Yesterday, my husband and I (privileged white folks), walked out of a hotel in Miami and asked the man in the valet stand to hail a taxi to the Miami Airport. There were two taxis nearby, one parked in the hotel driveway and presumably there first, a second on the street. As my husband and I started towards the taxi in the driveway, the valet blew his whistle, grabbed our luggage, and waved in the second taxi. We decided not to get in the middle of what appeared to be a dispute among taxi drivers and valet. We just followed the valet as he put our luggage in the second taxi.
I honestly thought that the first taxi had “budged” by not waiting in the cab line on the street. That is--until we got moving along in the second taxi. The driver asked us where we were from and then launched into a racist tirade about taxicab practices in Miami and the need for minorities to respect them:
That Negro has no business being there. This hotel is not a Negro spot. Negroes can drive passengers in other spots…in their areas.” He [our driver] would never pick up passengers “in Negro” areas.
Miami--Home of segregated cabstands in November of 2018.
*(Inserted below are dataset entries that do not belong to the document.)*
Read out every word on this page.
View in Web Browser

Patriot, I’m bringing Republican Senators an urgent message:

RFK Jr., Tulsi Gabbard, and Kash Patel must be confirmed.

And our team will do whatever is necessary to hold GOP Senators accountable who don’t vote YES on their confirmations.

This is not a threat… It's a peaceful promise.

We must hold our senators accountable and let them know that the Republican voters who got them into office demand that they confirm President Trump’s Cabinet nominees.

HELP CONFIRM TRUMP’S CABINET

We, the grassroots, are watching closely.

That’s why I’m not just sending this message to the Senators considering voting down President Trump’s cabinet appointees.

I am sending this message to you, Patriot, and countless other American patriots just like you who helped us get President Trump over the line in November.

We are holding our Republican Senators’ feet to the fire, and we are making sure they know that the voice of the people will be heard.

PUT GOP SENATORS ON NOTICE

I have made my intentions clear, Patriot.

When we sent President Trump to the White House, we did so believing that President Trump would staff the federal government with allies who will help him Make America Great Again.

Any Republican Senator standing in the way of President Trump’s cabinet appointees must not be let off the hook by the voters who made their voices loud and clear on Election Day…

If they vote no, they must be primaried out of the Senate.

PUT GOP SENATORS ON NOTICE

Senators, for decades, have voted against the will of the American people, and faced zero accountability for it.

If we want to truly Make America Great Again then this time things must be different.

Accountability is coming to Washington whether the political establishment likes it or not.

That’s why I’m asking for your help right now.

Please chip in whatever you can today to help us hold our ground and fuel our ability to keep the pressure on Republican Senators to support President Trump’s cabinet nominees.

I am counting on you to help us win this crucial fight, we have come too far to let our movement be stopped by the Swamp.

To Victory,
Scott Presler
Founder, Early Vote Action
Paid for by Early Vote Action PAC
Naïve me! Almost daily, I’ve read—and continue to read-- about racial indignities and injustices. I have heard about horrific incidents from my friends. Still, I felt sick. My husband and I pretty much rode in silence while the cab driver moved on to reminisce about Chicago, growing up on Taylor Street, Italian Beef, and hot dogs.
As I got out of the cab, I asked the driver to be open and respectful of others.
As we walked into the airport, my husband told me that the driver hadn’t heard me. Hadn’t heard me or hadn’t wanted to hear me?
I called the hotel to report the incident today. I spoke with a hotel manager who was extremely apologetic. She added that the “valet service” was run by a third party and promised to pass on my information to the valet manager who would call me back. I am still waiting to hear from the valet manager. My daughter suggested that I see if there was an agency that oversaw cab drivers’ behavior. I couldn’t find one, but if anyone knows of one, please let me know.
But this is what I do know, in our time, we fear too much, distance too much, and hate too much. Indeed, W.E. Du Bois wisely observed, “herein lies the tragedy of the age…that men know so little of men.”
Now we all know a little bit more about bigotry and more about what we need to change.